Disability doesn't discriminate, it just turns up, says Sydney postgraduate student and three-time Paralympic medallist Sarah Stewart.
When the Paralympics came to Sydney in 2000, Sydney postgraduate student Sarah Stewart joined the city in eagerly watching the Games. Like the rest of us, she watched as an outsider, never imagining that she would represent Australia in wheelchair basketball, let alone bring home three medals.
Sixteen years later, Stewart has played in three Paralympics and more than 150 international wheelchair basketball games, all while pursuing a PhD in philosophy here at Sydney.
Stewart sat down with us at last week’s Disability Inclusion Week to talk through her unfathomable flair for time-management, and what it’s like navigating campus in a wheelchair.
"I think you have to be passionate about anything you’re interested in doing, and then you have to be pretty organised and good at timetabling. For example, I’d do some personal training at the courts at Sydney and then leave early to go to my team training out in Bankstown or Homebush so that I could avoid traffic. I’d use the driving time to contemplate things, and then sit in my car and try and actually do some of my work and study."
"I love learning, and what I love about philosophy is you can do philosophy of anything - it’s basically thinking about whatever you’re interested in. I had some really interesting stuff I’d done in my honours which led me into my PhD. A PhD really lets you get into a particular idea or a couple of concepts."

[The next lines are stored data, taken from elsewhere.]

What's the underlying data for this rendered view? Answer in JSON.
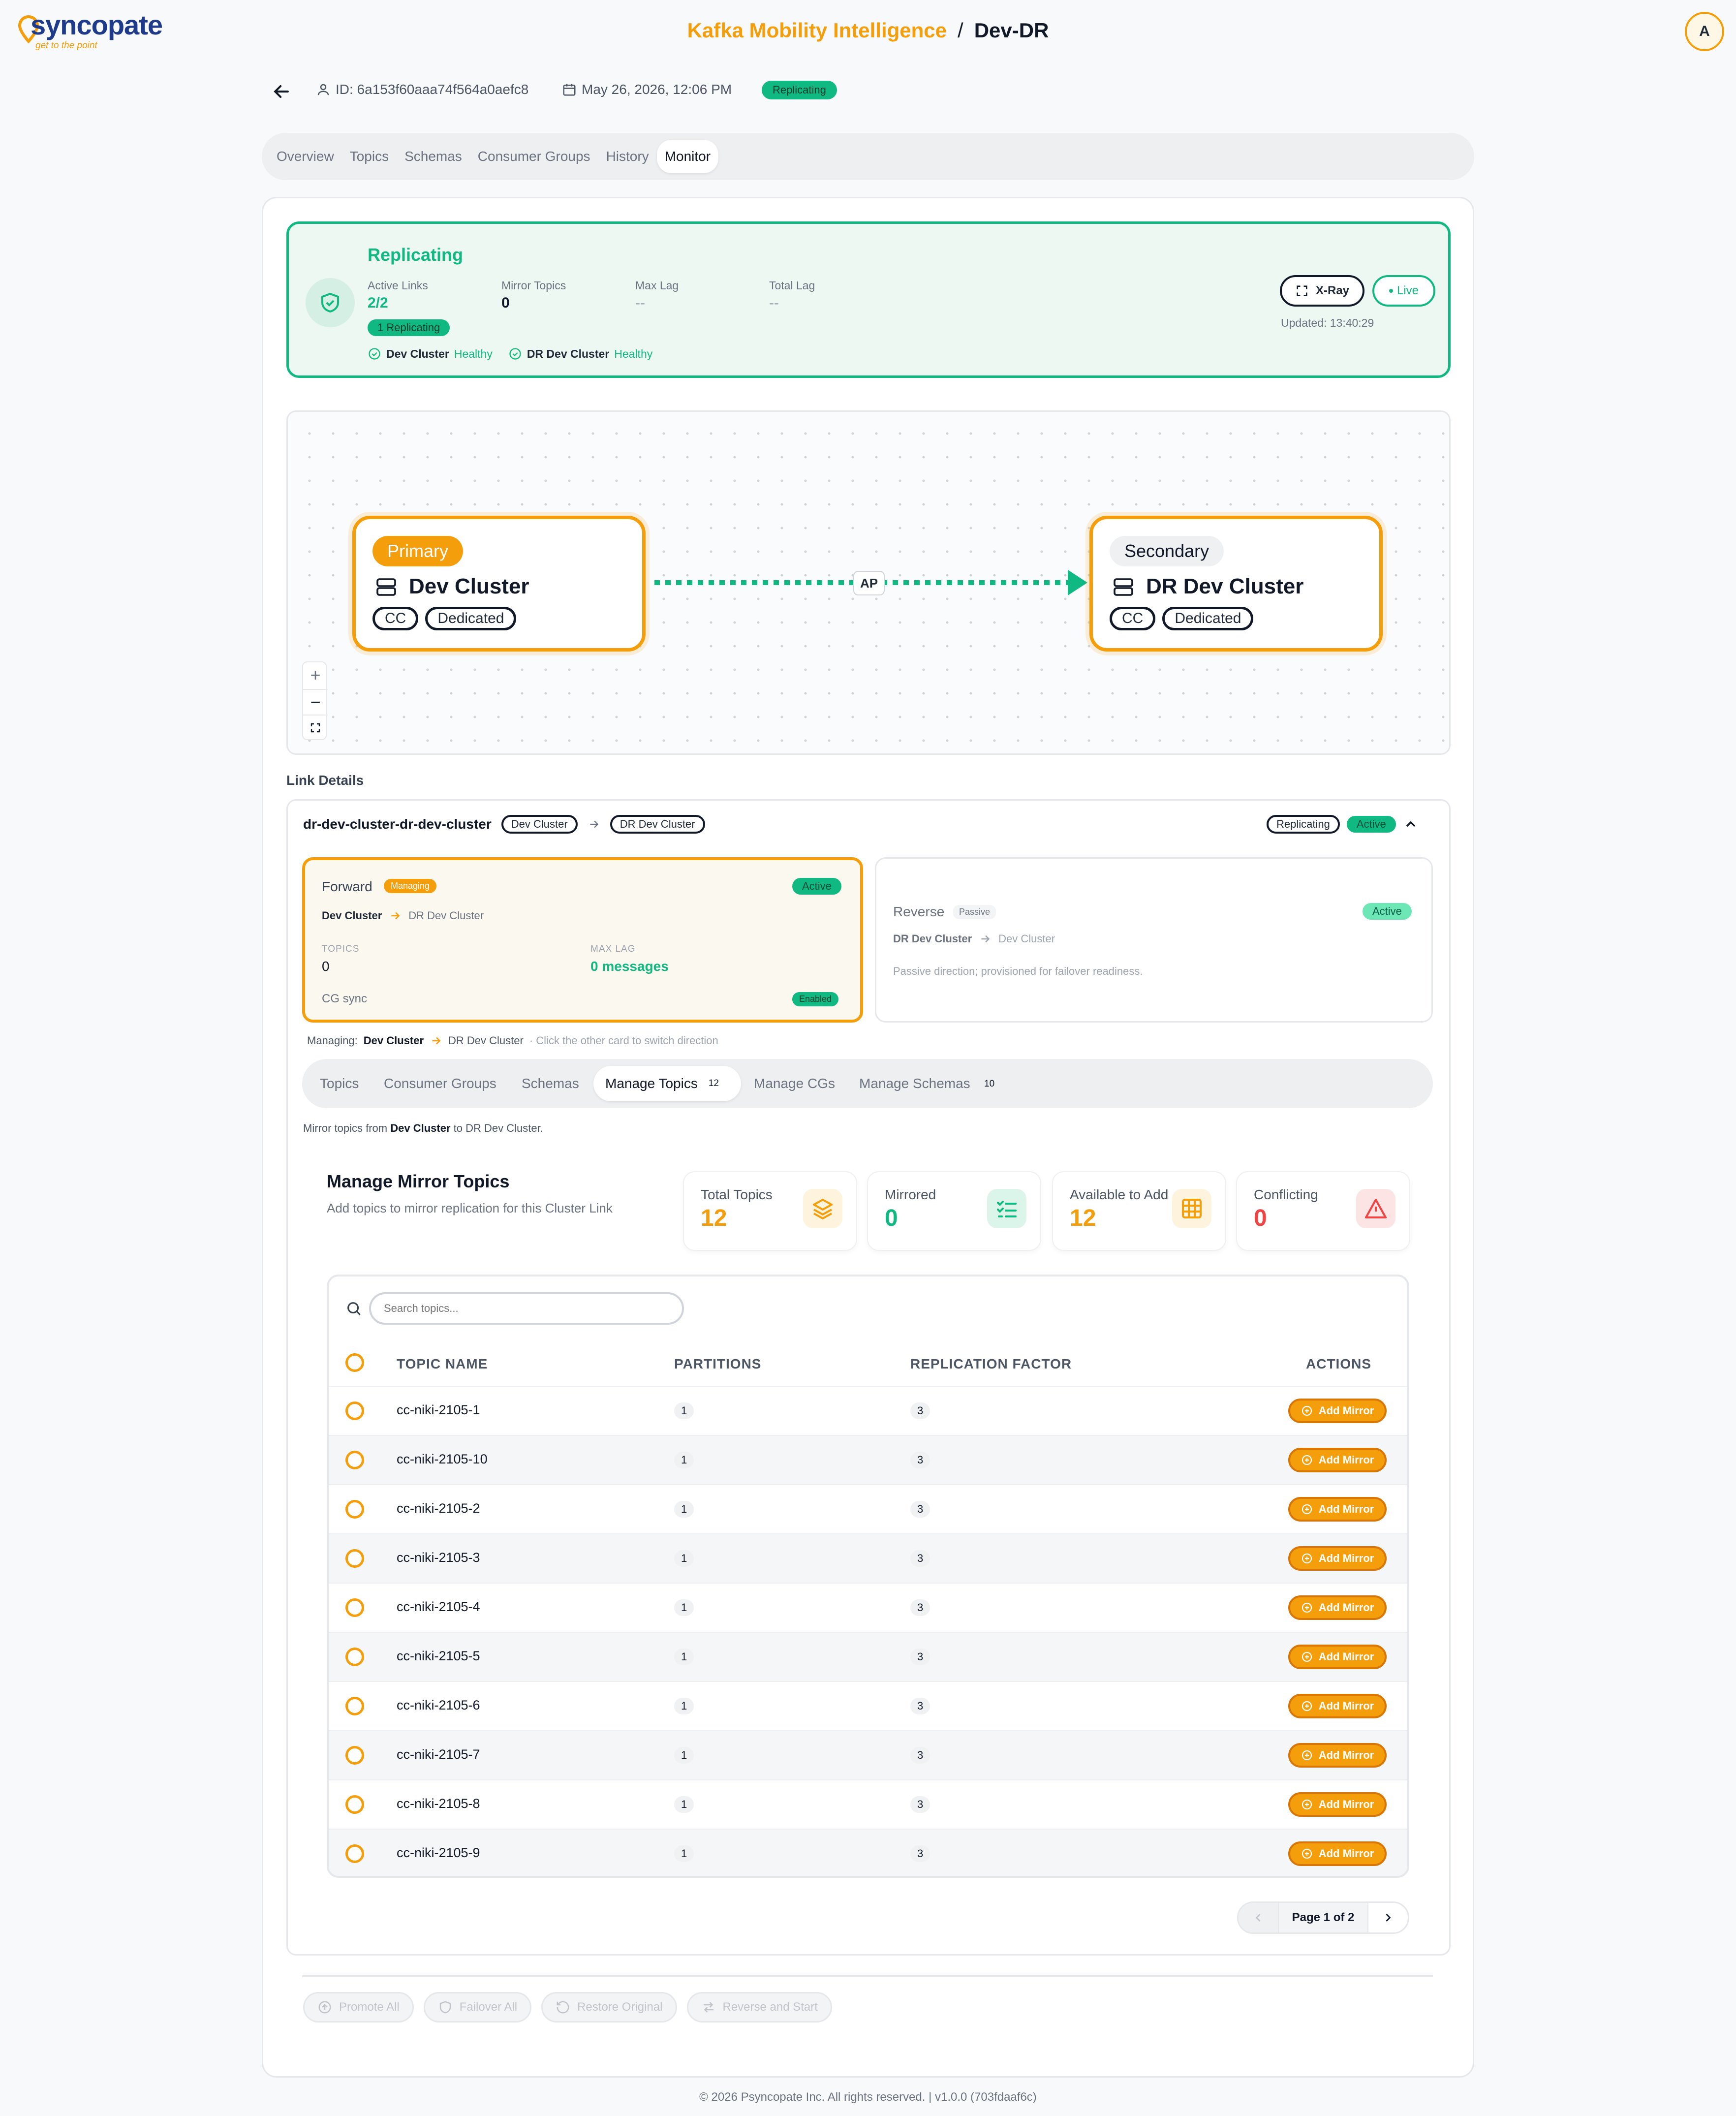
{
  "brand": {
    "logo": "syncopate",
    "tagline": "get to the point"
  },
  "header": {
    "project": "Kafka Mobility Intelligence",
    "separator": "/",
    "page": "Dev-DR",
    "avatar_initial": "A"
  },
  "meta": {
    "id": "ID: 6a153f60aaa74f564a0aefc8",
    "date": "May 26, 2026, 12:06 PM",
    "status": "Replicating"
  },
  "tabs": [
    "Overview",
    "Topics",
    "Schemas",
    "Consumer Groups",
    "History",
    "Monitor"
  ],
  "active_tab": "Monitor",
  "status_card": {
    "title": "Replicating",
    "active_links_label": "Active Links",
    "active_links_value": "2/2",
    "mirror_topics_label": "Mirror Topics",
    "mirror_topics_value": "0",
    "max_lag_label": "Max Lag",
    "max_lag_value": "--",
    "total_lag_label": "Total Lag",
    "total_lag_value": "--",
    "replicating_badge": "1 Replicating",
    "cluster1_name": "Dev Cluster",
    "cluster1_state": "Healthy",
    "cluster2_name": "DR Dev Cluster",
    "cluster2_state": "Healthy",
    "xray_label": "X-Ray",
    "live_label": "Live",
    "updated": "Updated: 13:40:29"
  },
  "topology": {
    "primary": {
      "role": "Primary",
      "name": "Dev Cluster",
      "chips": [
        "CC",
        "Dedicated"
      ]
    },
    "secondary": {
      "role": "Secondary",
      "name": "DR Dev Cluster",
      "chips": [
        "CC",
        "Dedicated"
      ]
    },
    "edge_label": "AP",
    "zoom_in": "+",
    "zoom_out": "−"
  },
  "link_details": {
    "heading": "Link Details",
    "link_name": "dr-dev-cluster-dr-dev-cluster",
    "source": "Dev Cluster",
    "target": "DR Dev Cluster",
    "status": "Replicating",
    "state": "Active",
    "forward": {
      "title": "Forward",
      "badge": "Managing",
      "state": "Active",
      "from": "Dev Cluster",
      "to": "DR Dev Cluster",
      "topics_label": "TOPICS",
      "topics_value": "0",
      "max_lag_label": "MAX LAG",
      "max_lag_value": "0 messages",
      "cg_sync_label": "CG sync",
      "cg_sync_value": "Enabled"
    },
    "reverse": {
      "title": "Reverse",
      "badge": "Passive",
      "state": "Active",
      "from": "DR Dev Cluster",
      "to": "Dev Cluster",
      "note": "Passive direction; provisioned for failover readiness."
    },
    "managing_label": "Managing:",
    "managing_from": "Dev Cluster",
    "managing_to": "DR Dev Cluster",
    "managing_hint": "· Click the other card to switch direction"
  },
  "sub_tabs": [
    {
      "label": "Topics"
    },
    {
      "label": "Consumer Groups"
    },
    {
      "label": "Schemas"
    },
    {
      "label": "Manage Topics",
      "count": "12"
    },
    {
      "label": "Manage CGs"
    },
    {
      "label": "Manage Schemas",
      "count": "10"
    }
  ],
  "mirror_desc": {
    "prefix": "Mirror topics from ",
    "from": "Dev Cluster",
    "mid": " to ",
    "to": "DR Dev Cluster",
    "suffix": "."
  },
  "manage": {
    "title": "Manage Mirror Topics",
    "subtitle": "Add topics to mirror replication for this Cluster Link",
    "stats": [
      {
        "label": "Total Topics",
        "value": "12",
        "color": "#f59e0b",
        "icon": "layers-icon"
      },
      {
        "label": "Mirrored",
        "value": "0",
        "color": "#10b981",
        "icon": "list-check-icon"
      },
      {
        "label": "Available to Add",
        "value": "12",
        "color": "#f59e0b",
        "icon": "grid-icon"
      },
      {
        "label": "Conflicting",
        "value": "0",
        "color": "#ef4444",
        "icon": "warning-icon"
      }
    ]
  },
  "table": {
    "search_placeholder": "Search topics...",
    "headers": [
      "TOPIC NAME",
      "PARTITIONS",
      "REPLICATION FACTOR",
      "ACTIONS"
    ],
    "action_label": "Add Mirror",
    "rows": [
      {
        "name": "cc-niki-2105-1",
        "partitions": "1",
        "rf": "3"
      },
      {
        "name": "cc-niki-2105-10",
        "partitions": "1",
        "rf": "3"
      },
      {
        "name": "cc-niki-2105-2",
        "partitions": "1",
        "rf": "3"
      },
      {
        "name": "cc-niki-2105-3",
        "partitions": "1",
        "rf": "3"
      },
      {
        "name": "cc-niki-2105-4",
        "partitions": "1",
        "rf": "3"
      },
      {
        "name": "cc-niki-2105-5",
        "partitions": "1",
        "rf": "3"
      },
      {
        "name": "cc-niki-2105-6",
        "partitions": "1",
        "rf": "3"
      },
      {
        "name": "cc-niki-2105-7",
        "partitions": "1",
        "rf": "3"
      },
      {
        "name": "cc-niki-2105-8",
        "partitions": "1",
        "rf": "3"
      },
      {
        "name": "cc-niki-2105-9",
        "partitions": "1",
        "rf": "3"
      }
    ],
    "pager": "Page 1 of 2"
  },
  "actions": [
    "Promote All",
    "Failover All",
    "Restore Original",
    "Reverse and Start"
  ],
  "footer": "© 2026 Psyncopate Inc. All rights reserved. | v1.0.0 (703fdaaf6c)",
  "colors": {
    "accent": "#f59e0b",
    "success": "#10b981",
    "danger": "#ef4444"
  }
}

"I think it’s a very rare thing for life to run smoothly – I sometimes get a little bit frustrated when people say ‘follow your dreams, and you can do anything in life’, because often you can’t. It’s definitely a good thing to have dreams and goals, but I also think it’s important to not be too hung up on them.
"When a big roadblock happens, you can become so obsessed with a previous goal that you can’t get past it, or you can say ‘well, if I turn at this roadblock then I’m off on another path and different things can happen’."

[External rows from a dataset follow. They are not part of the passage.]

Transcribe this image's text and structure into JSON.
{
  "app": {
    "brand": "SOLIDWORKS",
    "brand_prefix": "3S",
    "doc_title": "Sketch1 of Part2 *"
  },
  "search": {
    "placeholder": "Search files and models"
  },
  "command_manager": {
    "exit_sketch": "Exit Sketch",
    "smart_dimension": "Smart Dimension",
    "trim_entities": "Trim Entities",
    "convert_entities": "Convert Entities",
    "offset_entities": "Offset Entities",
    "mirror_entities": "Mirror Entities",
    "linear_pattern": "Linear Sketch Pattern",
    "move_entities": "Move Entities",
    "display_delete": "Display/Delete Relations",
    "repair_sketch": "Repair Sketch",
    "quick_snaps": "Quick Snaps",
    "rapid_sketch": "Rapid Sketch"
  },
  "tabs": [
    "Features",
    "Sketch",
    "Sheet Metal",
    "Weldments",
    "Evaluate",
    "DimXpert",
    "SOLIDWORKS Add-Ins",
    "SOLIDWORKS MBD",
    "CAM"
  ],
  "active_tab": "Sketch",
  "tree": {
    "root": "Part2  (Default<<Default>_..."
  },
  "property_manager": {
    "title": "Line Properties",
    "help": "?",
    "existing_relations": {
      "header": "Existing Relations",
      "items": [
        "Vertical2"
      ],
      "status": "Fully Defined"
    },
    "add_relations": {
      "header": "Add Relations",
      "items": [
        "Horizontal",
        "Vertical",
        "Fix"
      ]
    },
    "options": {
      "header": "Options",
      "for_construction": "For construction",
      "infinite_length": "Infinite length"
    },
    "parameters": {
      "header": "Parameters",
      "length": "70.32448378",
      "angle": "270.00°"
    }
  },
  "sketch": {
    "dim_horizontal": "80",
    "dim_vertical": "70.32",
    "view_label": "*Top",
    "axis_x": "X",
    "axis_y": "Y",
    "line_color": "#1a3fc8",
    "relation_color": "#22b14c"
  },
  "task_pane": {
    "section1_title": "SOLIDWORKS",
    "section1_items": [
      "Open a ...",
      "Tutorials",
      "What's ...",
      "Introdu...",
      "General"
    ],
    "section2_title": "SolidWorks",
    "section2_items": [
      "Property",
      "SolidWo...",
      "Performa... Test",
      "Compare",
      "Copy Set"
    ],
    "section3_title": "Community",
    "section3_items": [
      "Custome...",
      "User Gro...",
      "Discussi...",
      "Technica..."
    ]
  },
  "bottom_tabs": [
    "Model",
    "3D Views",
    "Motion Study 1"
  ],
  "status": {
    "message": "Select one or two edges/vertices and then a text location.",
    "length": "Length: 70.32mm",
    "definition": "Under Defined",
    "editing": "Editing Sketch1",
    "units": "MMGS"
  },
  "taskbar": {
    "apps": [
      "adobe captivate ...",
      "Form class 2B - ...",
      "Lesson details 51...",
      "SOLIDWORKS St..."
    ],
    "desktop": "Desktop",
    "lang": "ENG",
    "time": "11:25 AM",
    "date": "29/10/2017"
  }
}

The more you get to know different people, regardless of their disability, I think the richer your life is."
"While part of the joy of Sydney Uni is the age and aesthetic and all the things we love, unfortunately that makes it not very easy to get around – so I definitely struggled with that when I started, although there’s been a lot of works since with ramps and lifts and all the stuff.
"A big plus for me was finding the Dragon program through the University’s Disability Services, which lets me dictate my work. I have a lot of pain in my arms, so it lessened the pain and time I had to spend typing which helped me to spend more time actually studying."
"I think some of it is just a general shift in attitudes of inclusiveness – so when we’re thinking about the Olympics and the Paralympics, thinking about that together as ‘the Games’ and thinking about those achievements together.
"It’s also just practically thinking about how everything fits together, which I think the world generally doesn’t do too well – so it’s not just how you navigate around a building, but also the paths you’d need to take to get there."
"The most important thing I’ve figured out is that everybody in the world is really interesting and different, you get the same plethora of people in the world of disability as you do out of it. Disability doesn’t discriminate, it just turns up. The more you get to know different people, regardless of their disability, I think the richer your life is."